Shelf Life Management System for Military Aircraft Components

Ng Choon Leong

Abstract

In the airforce, aircraft and missile component manufacturers often stipulate the shelf life of the components. This is to ensure that such items remain serviceable in storage before being used. In the event that the manufacturers do not specifically state the shelf life, problem such as the stability of the product arises. Hence, the objective of this project is to explore the methodologies adopted by the industries that are used to study shelf life.

Two related industries are selected. These are the food science and technology, and the pharmaceutical industries. For the food industry, accelerated shelf life testing (ASLT) and the microbiological predictive models are adopted. The ASLT is especially practical when the actual storage time is long. The basic premise of the ASLT is by changing a storage condition, the chemical or physical process that leads to deterioration is accelerated, and that a predictive shelf life relationship related to ambient conditions can be defined. On the other hand, microbiological predictive model is used for predicting the rates of deteriorative change by inoculating one or more microorganism into the test medium and observing its behaviors in the presence of intrinsic and extrinsic factors. The pharmaceutical industry, similar to the food industry, also uses the ASLT method. However, the pharmaceutical industry will have to conduct a long-term stability test to support the claim of the ASLT.

The second objective of this project is to propose a general approach to shelf life study. This general approach consists of six steps. These are the product evaluation, experimental design, data collection, predictive models, model validation and software systems. In the product evaluation stage, areas such as the product characteristics, the influencing factors, and the mode of deterioration are taken into consideration. In the design of experiment, two commonly used designs for the study of shelf life are proposed. These are the 2n factorial design and the fractional factorial design. For collection of data, techniques used include physical measurement, chemical measurement, instrumental method or even measures taken from sensory panels. The predictive models (Arrhenius equation, Eyring equation, etc.) then relate the accelerating variables to the time acceleration.
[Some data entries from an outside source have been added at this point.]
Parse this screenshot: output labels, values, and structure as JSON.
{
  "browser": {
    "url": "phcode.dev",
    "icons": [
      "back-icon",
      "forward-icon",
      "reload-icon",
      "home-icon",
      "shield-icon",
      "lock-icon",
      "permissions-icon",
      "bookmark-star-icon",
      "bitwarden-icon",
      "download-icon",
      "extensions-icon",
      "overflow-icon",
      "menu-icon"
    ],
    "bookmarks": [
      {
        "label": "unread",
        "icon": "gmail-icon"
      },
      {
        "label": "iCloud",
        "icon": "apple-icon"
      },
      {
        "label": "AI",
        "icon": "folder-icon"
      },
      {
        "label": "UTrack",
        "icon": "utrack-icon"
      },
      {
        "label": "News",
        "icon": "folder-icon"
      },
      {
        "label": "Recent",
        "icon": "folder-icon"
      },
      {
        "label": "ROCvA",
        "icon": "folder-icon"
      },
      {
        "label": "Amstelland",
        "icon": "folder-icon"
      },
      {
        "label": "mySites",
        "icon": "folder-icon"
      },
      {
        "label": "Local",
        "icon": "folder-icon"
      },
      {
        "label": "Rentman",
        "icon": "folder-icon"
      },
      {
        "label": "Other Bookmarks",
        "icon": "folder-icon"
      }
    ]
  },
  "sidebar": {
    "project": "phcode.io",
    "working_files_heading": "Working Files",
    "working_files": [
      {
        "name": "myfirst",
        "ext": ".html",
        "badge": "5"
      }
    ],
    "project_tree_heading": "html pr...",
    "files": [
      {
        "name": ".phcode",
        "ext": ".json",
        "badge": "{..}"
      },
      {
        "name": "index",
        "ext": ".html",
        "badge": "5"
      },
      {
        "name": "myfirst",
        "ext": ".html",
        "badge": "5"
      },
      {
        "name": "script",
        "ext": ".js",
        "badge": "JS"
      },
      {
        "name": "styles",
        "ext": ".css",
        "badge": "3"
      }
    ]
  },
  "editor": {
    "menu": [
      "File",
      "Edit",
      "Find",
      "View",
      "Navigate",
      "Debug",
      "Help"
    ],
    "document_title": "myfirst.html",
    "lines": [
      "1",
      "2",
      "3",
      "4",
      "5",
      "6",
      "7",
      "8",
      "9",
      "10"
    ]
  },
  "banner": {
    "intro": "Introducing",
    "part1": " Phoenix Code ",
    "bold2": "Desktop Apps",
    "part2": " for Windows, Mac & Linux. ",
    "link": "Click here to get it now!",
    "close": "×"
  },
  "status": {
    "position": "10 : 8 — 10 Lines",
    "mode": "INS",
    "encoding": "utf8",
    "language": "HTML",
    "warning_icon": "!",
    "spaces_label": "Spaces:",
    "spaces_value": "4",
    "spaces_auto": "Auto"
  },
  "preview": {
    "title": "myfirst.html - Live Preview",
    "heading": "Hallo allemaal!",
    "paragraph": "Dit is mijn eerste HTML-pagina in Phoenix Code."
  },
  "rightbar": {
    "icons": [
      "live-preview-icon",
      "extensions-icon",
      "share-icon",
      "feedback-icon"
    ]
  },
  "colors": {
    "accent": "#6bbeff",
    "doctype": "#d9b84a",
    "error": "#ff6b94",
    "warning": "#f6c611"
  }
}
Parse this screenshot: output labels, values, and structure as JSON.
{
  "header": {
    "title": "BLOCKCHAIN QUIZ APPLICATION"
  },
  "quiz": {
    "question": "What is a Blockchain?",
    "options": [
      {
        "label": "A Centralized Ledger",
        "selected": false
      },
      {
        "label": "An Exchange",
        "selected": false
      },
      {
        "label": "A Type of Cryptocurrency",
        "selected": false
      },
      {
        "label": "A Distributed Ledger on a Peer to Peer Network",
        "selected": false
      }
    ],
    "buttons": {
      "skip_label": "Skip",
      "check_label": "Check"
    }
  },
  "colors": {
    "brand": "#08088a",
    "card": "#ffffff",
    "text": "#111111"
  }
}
Lastly, a simple Bayesian network (BN) of a hydraulic hose using Hugin Lite 5.7 is built and modeled. Prior information based on the author's past experience in the Air Force is taken into account. From this prior information, the effect of the warehouse and storage condition on the shelf life of the hydraulic hose is then computed. Finally, the backward propagation of the Bayesian network is accomplished based on the desired shelf life of a product.